Effects of the dietary supplementation of copper on growth, oxidative stress, fatty acid profile and skeletal development in gilthead seabream (Sparus aurata) larvae

The effect of dietary copper (Cu) levels on growth, oxidative stress, fatty acid profile and bone health of gilthead seabream larvae (Sparus aurata) was studied in 47 days-post-hatching fish fed 4 experimental diets containing 17, 18, 19 and 25 mg Cu/kg diet. After 21 days of feeding, larval growth and survival were not affected by the dietary Cu levels. However, larvae fed the non-supplemented diet (17 mg Cu/kg) showed clear symptoms of Cu deficiency, including increased lipid peroxidation and reduced bone mineralization.
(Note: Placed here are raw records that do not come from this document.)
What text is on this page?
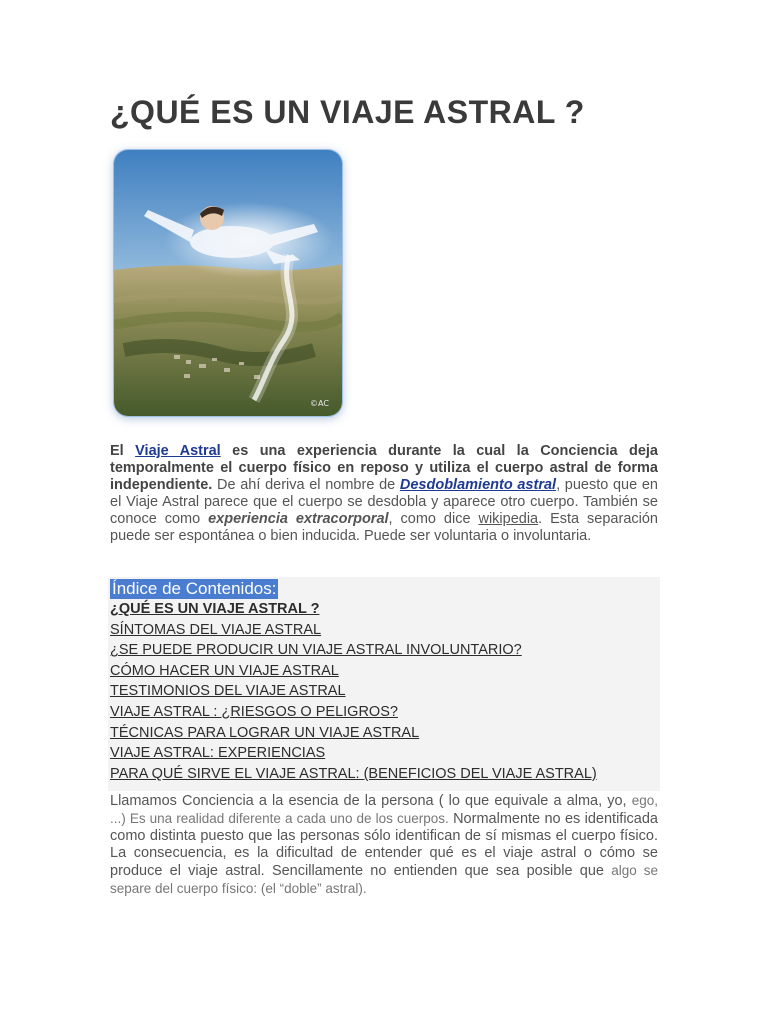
¿QUÉ ES UN VIAJE ASTRAL ?
©AC

El Viaje Astral es una experiencia durante la cual la Conciencia deja temporalmente el cuerpo físico en reposo y utiliza el cuerpo astral de forma independiente. De ahí deriva el nombre de Desdoblamiento astral, puesto que en el Viaje Astral parece que el cuerpo se desdobla y aparece otro cuerpo. También se conoce como experiencia extracorporal, como dice wikipedia. Esta separación puede ser espontánea o bien inducida. Puede ser voluntaria o involuntaria.

Índice de Contenidos:
¿QUÉ ES UN VIAJE ASTRAL ?
SÍNTOMAS DEL VIAJE ASTRAL
¿SE PUEDE PRODUCIR UN VIAJE ASTRAL INVOLUNTARIO?
CÓMO HACER UN VIAJE ASTRAL
TESTIMONIOS DEL VIAJE ASTRAL
VIAJE ASTRAL : ¿RIESGOS O PELIGROS?
TÉCNICAS PARA LOGRAR UN VIAJE ASTRAL
VIAJE ASTRAL: EXPERIENCIAS
PARA QUÉ SIRVE EL VIAJE ASTRAL: (BENEFICIOS DEL VIAJE ASTRAL)

Llamamos Conciencia a la esencia de la persona ( lo que equivale a alma, yo, ego, ...) Es una realidad diferente a cada uno de los cuerpos. Normalmente no es identificada como distinta puesto que las personas sólo identifican de sí mismas el cuerpo físico. La consecuencia, es la dificultad de entender qué es el viaje astral o cómo se produce el viaje astral. Sencillamente no entienden que sea posible que algo se separe del cuerpo físico: (el “doble” astral).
Increased peroxidation risk caused a reduction in essential fatty acids and n-3 PUFA (polyunsaturated fatty acids) contents in whole body lipids, whereas the poor vertebral body mineralization in seabream larvae was related to a marked increase in abdominal vertebrae anomalies. On the contrary, dietary Cu supplementation raised whole-body contents in DHA, EPA and n-3 PUFA and reduced MUFA, TBARS and the incidence of severe, cranial, branchiostegal rays and abdominal vertebral anomalies. Polynomial regression models applied to all these parameters suggested optimum dietary Cu levels to be 21.5–22.6 mg/kg in gilthead seabream larvae microdiets supplemented with CuSO4.5H2O. These levels (21.5–22.6 mg/kg) are in the range of the Cu contents in copepods (12–38 mg/kg) and on the verge of the dietary levels authorized by EU Commission in feeds for cultured fish species (25 mg Cu/kg diet).